SpaceX Successfully Launches Its Used Block 5 Rocket (theverge.com)
SpaceX successfully launched one of its used Falcon 9 rockets from Cape Canaveral tonight at 1:18AM ET, deploying the Merah Putih communications satellite just over half an hour later. This marks the first time that SpaceX reused one of its new powerful Block 5 boosters -- the final upgrade of the Falcon 9 that is supposed to be able to go to space and back up to 100 times. "The Falcon 9's first stage booster also performed another successful landing on one of the company's drone ships in the Atlantic, becoming the 28th booster that SpaceX has ever recorded," The Verge adds. From the report: For this mission, SpaceX is using the very first Falcon 9 Block 5 rocket it's flown, a vehicle that sent up a large communications satellite for Bangladesh in May from Florida. The vehicle landed on one of SpaceX's drone ships after the flight, and the company has since done inspection and refurbishment on the vehicle over the last three months to get it ready for flight again. Eventually, SpaceX hopes to do as little refurbishment on these Block 5 vehicles as possible, if any at all. Limiting the amount of inspection and tweaking needed between re-flights could significantly up the cost savings that SpaceX gets from reusing its rockets. Less money is needed if fewer people and materials are needed to turn around the rockets each time. Ultimately, SpaceX hopes to fly each Block 5 vehicle a total of 10 times before any refurbishment is needed. As for the satellite, it will reportedly provide telecommunications services to parts of Indonesia and South Asia.
They've already brought costs down dramatically. If they can do rapid, low-labour reuse of rockets - the whole point of Block 5 - it will let them bring down prices even further. Two more aspects that are important for them in this regard are learning to capture and reuse fairings, and to recapture the upper stage (they haven't attempted the latter yet; they're looking at a balloon-based entry system).
Of course, their longer term goals are BFR, which is to be even cheaper, but it's critically important that they learn from the (lower production cost, greater-mass-production scale) Falcon 9s.
Assuming ethanol comes from murdered children and the hydrogen from magic, hydrogen saves 132% more lives than ethanol.
What "costs"? All shit that Space-X does is NASA developments, which Space-X got on the cheap, and fewer safety restrictions, which are unavailable to NASA due to legislation.
Also, Space-X's financing is from NASA.
So, this small piglet of corporate socialism is even farther from capitalism than Tesla or the former Solar city.
You're ignoring their point. The first version of Falcon 9 was developed at a cost of $300M, by a company that had to build up its workforce and experience and software and manufacturing and everything else from scratch. Why exactly couldn't literally everyone else have done the exact same thing? Why are they still so far behind?

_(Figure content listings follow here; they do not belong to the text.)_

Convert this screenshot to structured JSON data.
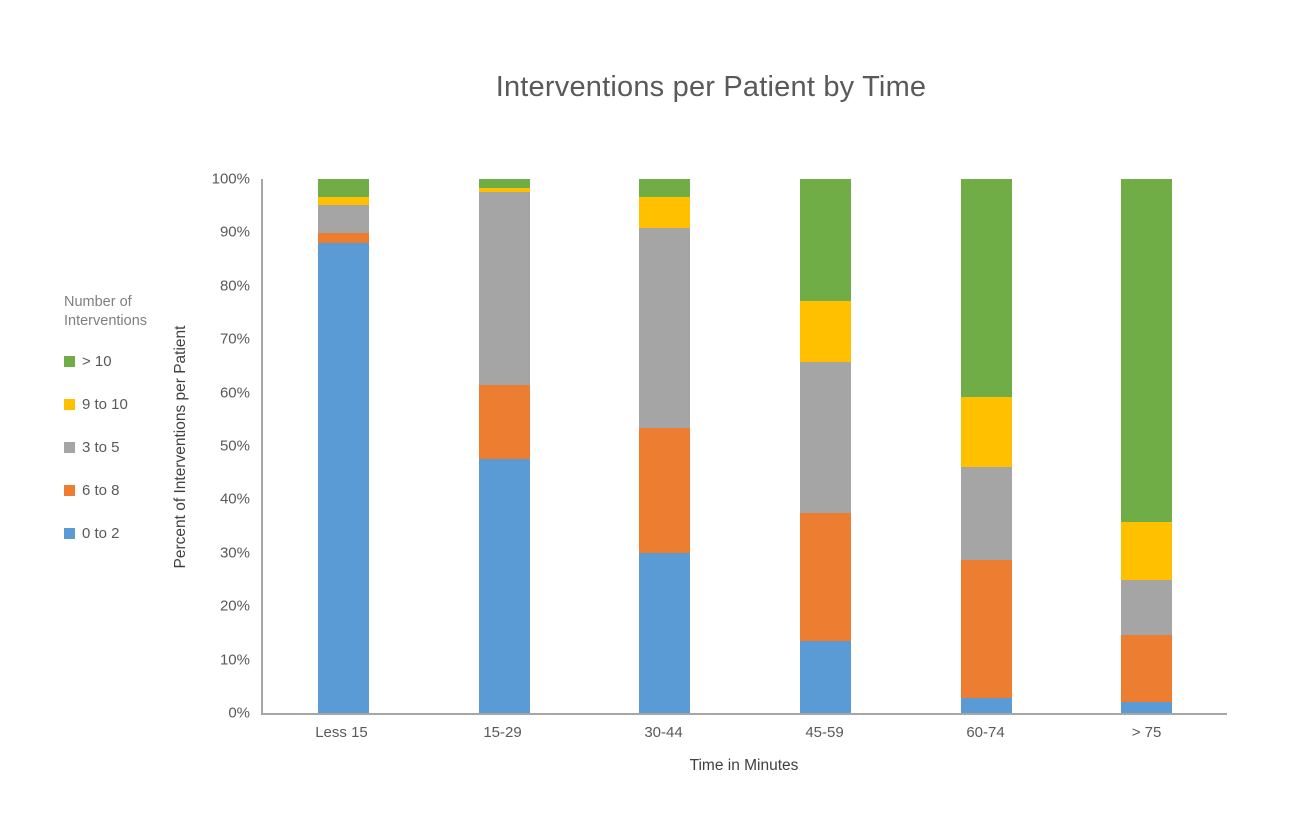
{
  "chart_data": {
    "type": "bar",
    "stacked": true,
    "title": "Interventions per Patient by Time",
    "xlabel": "Time in Minutes",
    "ylabel": "Percent of Interventions per Patient",
    "categories": [
      "Less 15",
      "15-29",
      "30-44",
      "45-59",
      "60-74",
      "> 75"
    ],
    "series": [
      {
        "name": "0 to 2",
        "color": "#5B9BD5",
        "values": [
          88.0,
          47.6,
          30.0,
          13.4,
          2.9,
          2.0
        ]
      },
      {
        "name": "6 to 8",
        "color": "#ED7D31",
        "values": [
          1.9,
          13.8,
          23.3,
          24.0,
          25.7,
          12.6
        ]
      },
      {
        "name": "3 to 5",
        "color": "#A5A5A5",
        "values": [
          5.2,
          36.2,
          37.6,
          28.4,
          17.4,
          10.4
        ]
      },
      {
        "name": "9 to 10",
        "color": "#FFC000",
        "values": [
          1.6,
          0.8,
          5.7,
          11.3,
          13.1,
          10.8
        ]
      },
      {
        "name": "> 10",
        "color": "#70AD47",
        "values": [
          3.3,
          1.6,
          3.4,
          22.9,
          40.9,
          64.2
        ]
      }
    ],
    "ylim": [
      0,
      100
    ],
    "yticks": [
      "0%",
      "10%",
      "20%",
      "30%",
      "40%",
      "50%",
      "60%",
      "70%",
      "80%",
      "90%",
      "100%"
    ],
    "grid": false,
    "legend": {
      "position": "left",
      "title": "Number of Interventions",
      "items": [
        {
          "label": "> 10",
          "color": "#70AD47"
        },
        {
          "label": "9 to 10",
          "color": "#FFC000"
        },
        {
          "label": "3 to 5",
          "color": "#A5A5A5"
        },
        {
          "label": "6 to 8",
          "color": "#ED7D31"
        },
        {
          "label": "0 to 2",
          "color": "#5B9BD5"
        }
      ]
    },
    "colors": {
      "axis_line": "#A6A6A6",
      "title_text": "#595959",
      "tick_text": "#595959",
      "axis_title_text": "#404040",
      "legend_title_text": "#7F7F7F"
    }
  }
}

Everyone is standing on the shoulders of giants. Why has only one been using that shoulder to climb even higher? Why have the others been content to just wander around on the shoulders for the past couple decades?
Assuming ethanol comes from murdered children and the hydrogen from magic, hydrogen saves 132% more lives than ethanol.
1. The overwhelming majority of SpaceX's revenue is from commercial launches.
2. NASA launches with SpaceX because it saves them money. That was the whole point of COTS in the first place, and it's the current whole point of Commercial Crew. The savings have been massive.
Your argument is akin to saying that because there are US government employees who fly on commercial aircraft rather than running their own private planes, because that saves them money, that commercial carriers are "piglets of corporate socialism".
Lastly:
3. NASA sets the safety standards and testing requirements for its launches with SpaceX - same as it does with its ULA launches. Which is why among other things SpaceX will literally be destroying a rocket on purpose for NASA later this year, to test the abort system. Also, with 61 launches having one failure and one partial failure, and one ground failure, the Falcon 9 is above industry average in terms of reliability. Furthermore, there has not been a ground failure in 32 flights (aka, over half of their launches have happened since their last ground failure), and not an in-flight failure in 42 flights (aka, over 2/3rds of their launches have been since then).
Assuming ethanol comes from murdered children and the hydrogen from magic, hydrogen saves 132% more lives than ethanol.
People caring about space is good. If it takes fanboyism, so be it.